Voici le résumé rapide de l’intrigue mais Jim Harrison nous a prévenu dès le sous-titre de son bouquin, il s’agit d’un « faux roman policier ». Certes, du strict point de vue « polar » on a déjà lu mieux, mais l’auteur est trop modeste, même sous cet angle son roman tiendrait la route s’il avait étoffé l’enquête de Sunderson.
Mais ce n’était pas son propos, l’intrigue n’est qu’un prétexte pour nous livrer sa vision de l’Amérique et les critiques pleuvent. Les effets de la mondialisation, la toute puissance de l’argent, les rapports enfants/parents y compris quand les enfants sont devenus adultes ; sont aussi abordés les grandes questions sur la vie et la fameuse trilogie sexe, religion, argent. L’écrivain sait y faire, ses réflexions et critiques sont habilement glissées dans le texte et le gros Jim n’est pas lourd, son écriture reste légère.
Jim Harrison reste fidèle à ses obsessions. Les femmes et le sexe, que ce soit son ex-femme Diane, Lucy une bourgeoise de rencontre, ou bien Melissa l’infirmière mexicaine, voire Carla une jeunette prise sur un tas de bois ou Mona qu’il reluque par sa fenêtre, le vieux Pan ne se refuse jamais une séance de zizi-pan-pan. A ce propos j’ai trouvé son approche du sexe plus digeste que dans son livre précédent Les jeux de la nuit.
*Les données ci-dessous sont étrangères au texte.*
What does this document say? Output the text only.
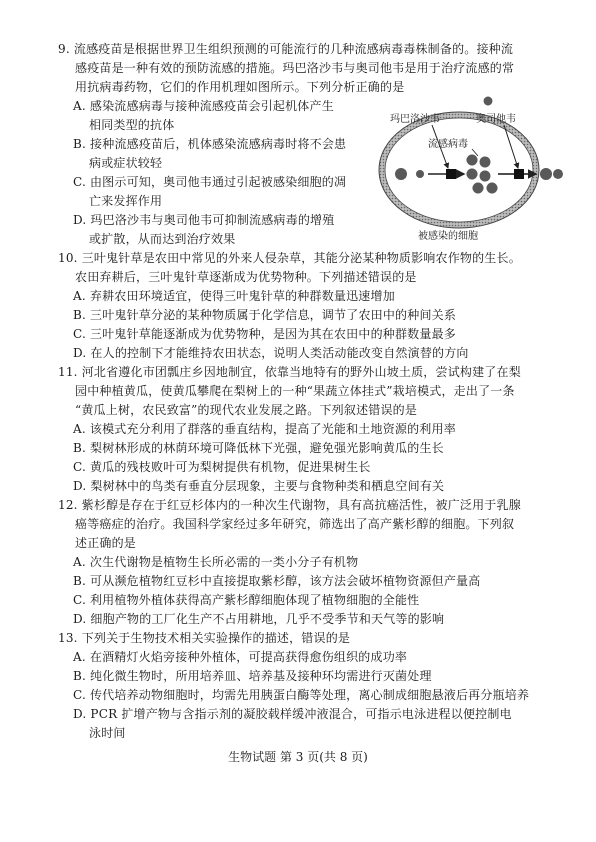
9. 流感疫苗是根据世界卫生组织预测的可能流行的几种流感病毒毒株制备的。接种流
感疫苗是一种有效的预防流感的措施。玛巴洛沙韦与奥司他韦是用于治疗流感的常
用抗病毒药物，它们的作用机理如图所示。下列分析正确的是
A. 感染流感病毒与接种流感疫苗会引起机体产生
相同类型的抗体
B. 接种流感疫苗后，机体感染流感病毒时将不会患
病或症状较轻
C. 由图示可知，奥司他韦通过引起被感染细胞的凋
亡来发挥作用
D. 玛巴洛沙韦与奥司他韦可抑制流感病毒的增殖
或扩散，从而达到治疗效果
玛巴洛沙韦	奥司他韦
流感病毒
被感染的细胞
10. 三叶鬼针草是农田中常见的外来人侵杂草，其能分泌某种物质影响农作物的生长。
农田弃耕后，三叶鬼针草逐渐成为优势物种。下列描述错误的是
A. 弃耕农田环境适宜，使得三叶鬼针草的种群数量迅速增加
B. 三叶鬼针草分泌的某种物质属于化学信息，调节了农田中的种间关系
C. 三叶鬼针草能逐渐成为优势物种，是因为其在农田中的种群数量最多
D. 在人的控制下才能维持农田状态，说明人类活动能改变自然演替的方向
11. 河北省遵化市团瓢庄乡因地制宜，依靠当地特有的野外山坡土质，尝试构建了在梨
园中种植黄瓜，使黄瓜攀爬在梨树上的一种“果蔬立体挂式”栽培模式，走出了一条
“黄瓜上树，农民致富”的现代农业发展之路。下列叙述错误的是
A. 该模式充分利用了群落的垂直结构，提高了光能和土地资源的利用率
B. 梨树林形成的林荫环境可降低林下光强，避免强光影响黄瓜的生长
C. 黄瓜的残枝败叶可为梨树提供有机物，促进果树生长
D. 梨树林中的鸟类有垂直分层现象，主要与食物种类和栖息空间有关
12. 紫杉醇是存在于红豆杉体内的一种次生代谢物，具有高抗癌活性，被广泛用于乳腺
癌等癌症的治疗。我国科学家经过多年研究，筛选出了高产紫杉醇的细胞。下列叙
述正确的是
A. 次生代谢物是植物生长所必需的一类小分子有机物
B. 可从濒危植物红豆杉中直接提取紫杉醇，该方法会破坏植物资源但产量高
C. 利用植物外植体获得高产紫杉醇细胞体现了植物细胞的全能性
D. 细胞产物的工厂化生产不占用耕地，几乎不受季节和天气等的影响
13. 下列关于生物技术相关实验操作的描述，错误的是
A. 在酒精灯火焰旁接种外植体，可提高获得愈伤组织的成功率
B. 纯化微生物时，所用培养皿、培养基及接种环均需进行灭菌处理
C. 传代培养动物细胞时，均需先用胰蛋白酶等处理，离心制成细胞悬液后再分瓶培养
D. PCR 扩增产物与含指示剂的凝胶载样缓冲液混合，可指示电泳进程以便控制电
泳时间
生物试题 第 3 页(共 8 页)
Après les femmes, il y a aussi les excès d’alcool, de Tabasco et de condiments combinés avec une alimentation terriblement calorique et grasse qui ruinent la santé de Sunderson et il ne faut pas être très malin pour deviner que Harrison sait très bien de quoi il parle.
Tous ces excès sciemment commis par les héros des livres de Jim Harrison, peuvent être vus comme le reflet d’un lent suicide de l’écrivain lui-même, un homme qui a beaucoup vécu et vu, las peut-être de ce monde qui ne lui ressemble plus. Ce qui laisse toujours un goût tragique derrière la truculence de ses derniers opus. Heureusement, il reste des plaisirs plus sages tels que la pêche à la truite et son amour immodéré pour la nature en général.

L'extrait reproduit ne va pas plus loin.